C)My name is Cyrus Mkopo and I am a Software Engineer at Google. [example]

2) What are your strengths; achievements and compliments?

Blowing one’s trumpet is often risky. Many people do not like hearing a person praise themselves. However, you may handle this in a more unique way. Talk about the compliments you may have received from colleagues and friends. What do they always praise you for? This is a safer way of handling your strengths and compliments.

Do you have a talent? You may talk about it in this section.

                      3) Talk about our goals

I have a friend who always says, ‘you can’t be escorted if you are going nowhere. You don’t need a bridge if you are not crossing a river. Simply, people need to hear your visions to let you work with them. Birds of the same feathers flock together, huh!
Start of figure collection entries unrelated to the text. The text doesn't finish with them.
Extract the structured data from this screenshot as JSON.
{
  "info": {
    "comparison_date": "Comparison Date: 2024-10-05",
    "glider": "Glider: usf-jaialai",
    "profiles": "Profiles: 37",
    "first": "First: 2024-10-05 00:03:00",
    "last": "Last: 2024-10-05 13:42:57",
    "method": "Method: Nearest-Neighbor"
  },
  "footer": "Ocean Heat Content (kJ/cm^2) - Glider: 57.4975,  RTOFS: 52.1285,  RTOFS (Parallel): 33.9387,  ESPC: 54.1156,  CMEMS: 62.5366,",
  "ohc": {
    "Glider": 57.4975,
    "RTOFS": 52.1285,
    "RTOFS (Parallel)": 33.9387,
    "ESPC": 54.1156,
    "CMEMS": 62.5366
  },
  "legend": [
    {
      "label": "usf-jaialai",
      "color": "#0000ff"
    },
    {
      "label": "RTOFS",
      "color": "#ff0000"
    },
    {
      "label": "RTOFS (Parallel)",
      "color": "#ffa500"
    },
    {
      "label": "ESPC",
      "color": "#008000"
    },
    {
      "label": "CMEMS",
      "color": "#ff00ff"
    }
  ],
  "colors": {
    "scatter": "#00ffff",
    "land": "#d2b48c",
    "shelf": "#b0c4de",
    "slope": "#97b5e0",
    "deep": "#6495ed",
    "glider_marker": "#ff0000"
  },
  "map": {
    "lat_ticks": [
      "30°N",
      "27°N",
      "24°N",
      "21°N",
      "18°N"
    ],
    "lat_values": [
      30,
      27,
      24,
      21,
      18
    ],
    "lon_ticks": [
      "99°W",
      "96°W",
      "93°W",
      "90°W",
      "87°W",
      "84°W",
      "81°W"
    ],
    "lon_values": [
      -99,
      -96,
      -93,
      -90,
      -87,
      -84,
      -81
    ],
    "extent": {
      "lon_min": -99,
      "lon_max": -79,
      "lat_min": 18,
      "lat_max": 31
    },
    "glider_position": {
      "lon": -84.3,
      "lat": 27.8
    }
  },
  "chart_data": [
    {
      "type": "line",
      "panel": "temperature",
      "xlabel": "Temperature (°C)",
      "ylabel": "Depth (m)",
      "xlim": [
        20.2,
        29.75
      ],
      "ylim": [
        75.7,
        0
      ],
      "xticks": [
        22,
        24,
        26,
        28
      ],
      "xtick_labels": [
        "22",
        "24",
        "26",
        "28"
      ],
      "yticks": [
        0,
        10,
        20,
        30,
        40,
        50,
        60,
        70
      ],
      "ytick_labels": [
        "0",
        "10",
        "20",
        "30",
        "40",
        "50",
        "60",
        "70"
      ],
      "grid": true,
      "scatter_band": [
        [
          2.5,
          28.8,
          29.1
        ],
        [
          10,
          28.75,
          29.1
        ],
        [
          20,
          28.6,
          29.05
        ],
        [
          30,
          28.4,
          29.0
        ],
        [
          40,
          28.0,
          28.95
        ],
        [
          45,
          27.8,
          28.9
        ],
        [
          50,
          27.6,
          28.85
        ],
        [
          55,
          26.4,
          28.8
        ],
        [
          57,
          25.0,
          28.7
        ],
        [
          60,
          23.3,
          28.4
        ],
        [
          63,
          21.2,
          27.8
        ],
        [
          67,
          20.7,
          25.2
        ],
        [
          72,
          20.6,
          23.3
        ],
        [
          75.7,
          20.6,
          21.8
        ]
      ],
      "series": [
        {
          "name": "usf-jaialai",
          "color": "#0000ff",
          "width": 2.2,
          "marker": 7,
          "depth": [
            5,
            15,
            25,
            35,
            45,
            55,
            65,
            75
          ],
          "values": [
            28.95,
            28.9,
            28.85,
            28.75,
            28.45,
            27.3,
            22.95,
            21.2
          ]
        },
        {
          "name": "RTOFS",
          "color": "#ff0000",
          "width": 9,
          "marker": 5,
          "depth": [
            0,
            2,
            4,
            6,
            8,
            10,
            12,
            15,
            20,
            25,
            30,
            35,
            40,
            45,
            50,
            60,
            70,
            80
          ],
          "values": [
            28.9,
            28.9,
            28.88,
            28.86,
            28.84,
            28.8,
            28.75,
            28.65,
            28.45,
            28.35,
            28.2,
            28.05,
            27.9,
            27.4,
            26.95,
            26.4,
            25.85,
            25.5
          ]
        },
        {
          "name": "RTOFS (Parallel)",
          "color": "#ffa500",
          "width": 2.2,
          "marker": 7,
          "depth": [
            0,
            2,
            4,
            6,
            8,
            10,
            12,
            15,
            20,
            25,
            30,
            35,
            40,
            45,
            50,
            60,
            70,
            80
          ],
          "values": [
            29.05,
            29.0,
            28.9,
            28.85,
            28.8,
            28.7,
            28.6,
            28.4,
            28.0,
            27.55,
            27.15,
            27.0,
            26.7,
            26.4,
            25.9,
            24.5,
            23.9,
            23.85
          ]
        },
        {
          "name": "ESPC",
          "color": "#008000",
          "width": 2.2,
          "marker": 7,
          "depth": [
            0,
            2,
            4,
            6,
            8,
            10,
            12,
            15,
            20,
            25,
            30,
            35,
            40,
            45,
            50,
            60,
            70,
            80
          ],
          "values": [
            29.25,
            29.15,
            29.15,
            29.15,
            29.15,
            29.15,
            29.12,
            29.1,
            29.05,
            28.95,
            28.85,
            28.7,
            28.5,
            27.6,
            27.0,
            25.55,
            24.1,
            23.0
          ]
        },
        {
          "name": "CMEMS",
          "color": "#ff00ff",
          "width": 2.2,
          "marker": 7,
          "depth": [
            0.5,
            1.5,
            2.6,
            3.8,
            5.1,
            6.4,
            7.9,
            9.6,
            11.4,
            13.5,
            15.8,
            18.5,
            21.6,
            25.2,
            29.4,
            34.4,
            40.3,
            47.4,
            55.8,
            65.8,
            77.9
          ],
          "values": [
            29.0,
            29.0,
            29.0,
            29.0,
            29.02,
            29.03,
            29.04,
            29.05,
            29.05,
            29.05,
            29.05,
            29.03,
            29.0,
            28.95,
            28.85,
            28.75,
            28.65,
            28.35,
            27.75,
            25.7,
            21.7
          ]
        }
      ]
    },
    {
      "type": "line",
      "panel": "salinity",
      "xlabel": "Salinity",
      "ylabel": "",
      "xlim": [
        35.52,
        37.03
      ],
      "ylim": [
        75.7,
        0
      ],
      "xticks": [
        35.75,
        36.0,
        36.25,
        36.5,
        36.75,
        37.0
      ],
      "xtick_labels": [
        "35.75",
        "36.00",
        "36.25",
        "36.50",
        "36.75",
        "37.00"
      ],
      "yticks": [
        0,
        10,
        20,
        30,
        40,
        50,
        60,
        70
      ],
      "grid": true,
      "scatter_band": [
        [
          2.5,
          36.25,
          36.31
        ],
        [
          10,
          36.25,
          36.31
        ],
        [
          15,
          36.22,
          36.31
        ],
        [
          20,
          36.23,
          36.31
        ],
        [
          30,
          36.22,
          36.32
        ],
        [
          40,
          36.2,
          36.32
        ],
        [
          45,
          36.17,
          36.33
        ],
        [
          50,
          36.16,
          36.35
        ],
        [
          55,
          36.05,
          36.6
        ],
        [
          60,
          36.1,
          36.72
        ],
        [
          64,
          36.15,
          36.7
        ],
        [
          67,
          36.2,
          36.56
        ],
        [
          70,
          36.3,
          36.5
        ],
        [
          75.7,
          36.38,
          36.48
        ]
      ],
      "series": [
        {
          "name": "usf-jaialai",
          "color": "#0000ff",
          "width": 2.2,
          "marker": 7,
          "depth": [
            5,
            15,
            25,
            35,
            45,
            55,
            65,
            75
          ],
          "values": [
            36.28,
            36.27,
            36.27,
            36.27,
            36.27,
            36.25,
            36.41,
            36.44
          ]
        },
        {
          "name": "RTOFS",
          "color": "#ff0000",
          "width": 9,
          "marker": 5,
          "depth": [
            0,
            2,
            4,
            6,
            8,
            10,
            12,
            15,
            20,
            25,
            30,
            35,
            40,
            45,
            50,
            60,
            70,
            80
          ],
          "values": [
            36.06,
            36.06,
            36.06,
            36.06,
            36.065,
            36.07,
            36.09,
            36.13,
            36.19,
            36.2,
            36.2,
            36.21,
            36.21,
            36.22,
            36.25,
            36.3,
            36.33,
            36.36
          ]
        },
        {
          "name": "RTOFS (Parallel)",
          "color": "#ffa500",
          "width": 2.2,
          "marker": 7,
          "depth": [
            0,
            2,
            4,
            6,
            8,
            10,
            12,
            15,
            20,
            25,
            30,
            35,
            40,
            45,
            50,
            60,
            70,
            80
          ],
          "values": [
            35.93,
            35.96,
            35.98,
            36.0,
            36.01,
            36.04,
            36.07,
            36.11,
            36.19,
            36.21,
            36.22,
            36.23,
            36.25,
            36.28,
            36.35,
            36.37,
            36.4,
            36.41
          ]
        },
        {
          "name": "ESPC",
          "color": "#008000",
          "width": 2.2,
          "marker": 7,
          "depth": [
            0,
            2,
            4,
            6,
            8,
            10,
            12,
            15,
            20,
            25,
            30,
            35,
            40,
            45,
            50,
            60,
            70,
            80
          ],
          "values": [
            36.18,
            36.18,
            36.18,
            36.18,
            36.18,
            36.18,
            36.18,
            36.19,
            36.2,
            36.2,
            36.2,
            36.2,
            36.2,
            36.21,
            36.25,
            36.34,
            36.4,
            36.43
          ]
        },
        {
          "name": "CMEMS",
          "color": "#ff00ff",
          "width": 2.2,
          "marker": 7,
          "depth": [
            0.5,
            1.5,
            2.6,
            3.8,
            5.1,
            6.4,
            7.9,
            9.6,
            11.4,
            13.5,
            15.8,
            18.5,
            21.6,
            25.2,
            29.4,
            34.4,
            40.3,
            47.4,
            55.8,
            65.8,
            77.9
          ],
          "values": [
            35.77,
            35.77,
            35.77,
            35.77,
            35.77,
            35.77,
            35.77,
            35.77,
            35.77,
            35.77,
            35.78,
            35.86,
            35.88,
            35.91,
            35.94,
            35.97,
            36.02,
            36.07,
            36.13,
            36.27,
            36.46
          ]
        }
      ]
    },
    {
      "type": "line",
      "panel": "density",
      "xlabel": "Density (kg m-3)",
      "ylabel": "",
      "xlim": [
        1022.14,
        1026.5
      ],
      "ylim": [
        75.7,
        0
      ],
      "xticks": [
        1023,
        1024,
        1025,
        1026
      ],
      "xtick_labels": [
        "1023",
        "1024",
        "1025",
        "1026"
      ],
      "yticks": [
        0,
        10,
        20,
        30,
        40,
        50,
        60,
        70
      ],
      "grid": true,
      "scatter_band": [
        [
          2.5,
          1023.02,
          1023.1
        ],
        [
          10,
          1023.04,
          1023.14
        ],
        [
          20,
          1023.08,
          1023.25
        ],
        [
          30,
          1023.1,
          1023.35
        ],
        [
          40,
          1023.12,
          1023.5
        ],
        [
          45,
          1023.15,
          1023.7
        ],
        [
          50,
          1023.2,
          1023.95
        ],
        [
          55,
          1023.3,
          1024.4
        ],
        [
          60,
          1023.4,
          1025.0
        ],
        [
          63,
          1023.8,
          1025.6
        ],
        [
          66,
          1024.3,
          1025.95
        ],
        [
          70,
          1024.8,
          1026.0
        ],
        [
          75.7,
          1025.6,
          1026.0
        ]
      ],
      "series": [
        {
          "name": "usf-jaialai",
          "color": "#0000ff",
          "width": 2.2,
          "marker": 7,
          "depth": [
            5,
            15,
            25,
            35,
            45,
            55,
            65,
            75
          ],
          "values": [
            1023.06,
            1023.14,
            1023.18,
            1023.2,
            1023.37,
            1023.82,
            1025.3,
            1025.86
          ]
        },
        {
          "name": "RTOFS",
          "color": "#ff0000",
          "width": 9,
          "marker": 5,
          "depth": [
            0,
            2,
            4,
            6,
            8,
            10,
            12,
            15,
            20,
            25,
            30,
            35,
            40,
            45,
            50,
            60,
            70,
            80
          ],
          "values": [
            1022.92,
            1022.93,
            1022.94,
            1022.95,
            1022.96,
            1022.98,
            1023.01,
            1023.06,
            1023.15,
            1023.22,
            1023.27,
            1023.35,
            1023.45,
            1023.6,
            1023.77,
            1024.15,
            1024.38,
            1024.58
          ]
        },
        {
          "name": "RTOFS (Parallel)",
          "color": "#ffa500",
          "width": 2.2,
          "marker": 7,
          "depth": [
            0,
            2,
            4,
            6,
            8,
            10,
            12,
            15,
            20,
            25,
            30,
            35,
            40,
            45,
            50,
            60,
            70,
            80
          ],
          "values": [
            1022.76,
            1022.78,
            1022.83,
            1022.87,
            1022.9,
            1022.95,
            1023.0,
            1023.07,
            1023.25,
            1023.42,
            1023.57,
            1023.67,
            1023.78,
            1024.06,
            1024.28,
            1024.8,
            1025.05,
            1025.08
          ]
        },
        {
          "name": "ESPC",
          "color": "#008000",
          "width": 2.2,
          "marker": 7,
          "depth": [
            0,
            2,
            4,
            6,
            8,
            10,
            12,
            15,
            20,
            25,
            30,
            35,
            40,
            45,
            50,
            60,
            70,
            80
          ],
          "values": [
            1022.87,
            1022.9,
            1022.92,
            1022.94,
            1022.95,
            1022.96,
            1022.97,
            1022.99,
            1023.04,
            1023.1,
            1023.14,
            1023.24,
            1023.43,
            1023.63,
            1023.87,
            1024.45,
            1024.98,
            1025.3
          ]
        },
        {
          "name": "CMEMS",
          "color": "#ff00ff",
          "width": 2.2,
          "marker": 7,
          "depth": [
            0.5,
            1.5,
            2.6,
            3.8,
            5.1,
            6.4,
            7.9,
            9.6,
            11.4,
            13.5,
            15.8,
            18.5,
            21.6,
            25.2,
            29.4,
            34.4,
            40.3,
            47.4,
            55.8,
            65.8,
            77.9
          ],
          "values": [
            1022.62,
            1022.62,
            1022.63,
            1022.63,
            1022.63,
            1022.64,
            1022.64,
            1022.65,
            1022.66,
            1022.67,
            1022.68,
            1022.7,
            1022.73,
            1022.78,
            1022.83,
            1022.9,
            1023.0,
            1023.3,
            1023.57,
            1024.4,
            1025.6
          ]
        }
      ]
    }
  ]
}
Express your goals and dreams and what you would like to achieve in the future. From previous research, talk about what you would like help your ‘future job company’ achieve. Remember to research fully on the company you would like to join and the role you’d like to play. Many interview panelists want to know how much you know about your future role. You can give your goals in each tie limit, five years of even ten years to come.

Joining up the above three keys areas gives you a full compact all round information about you. Your ‘possible’ employer has a glimpse of who you are, what you have achieved and what you are yet to achieve-your goals.

The above may most probably make up three to four sentences of your conversation. By the time, you are through, not only will your employer be moved by your profile but also, they will be willing to share their business cards with you.

Walk out of the ‘elevator’ smile…and walk shoulders high.

All the best in your future job career.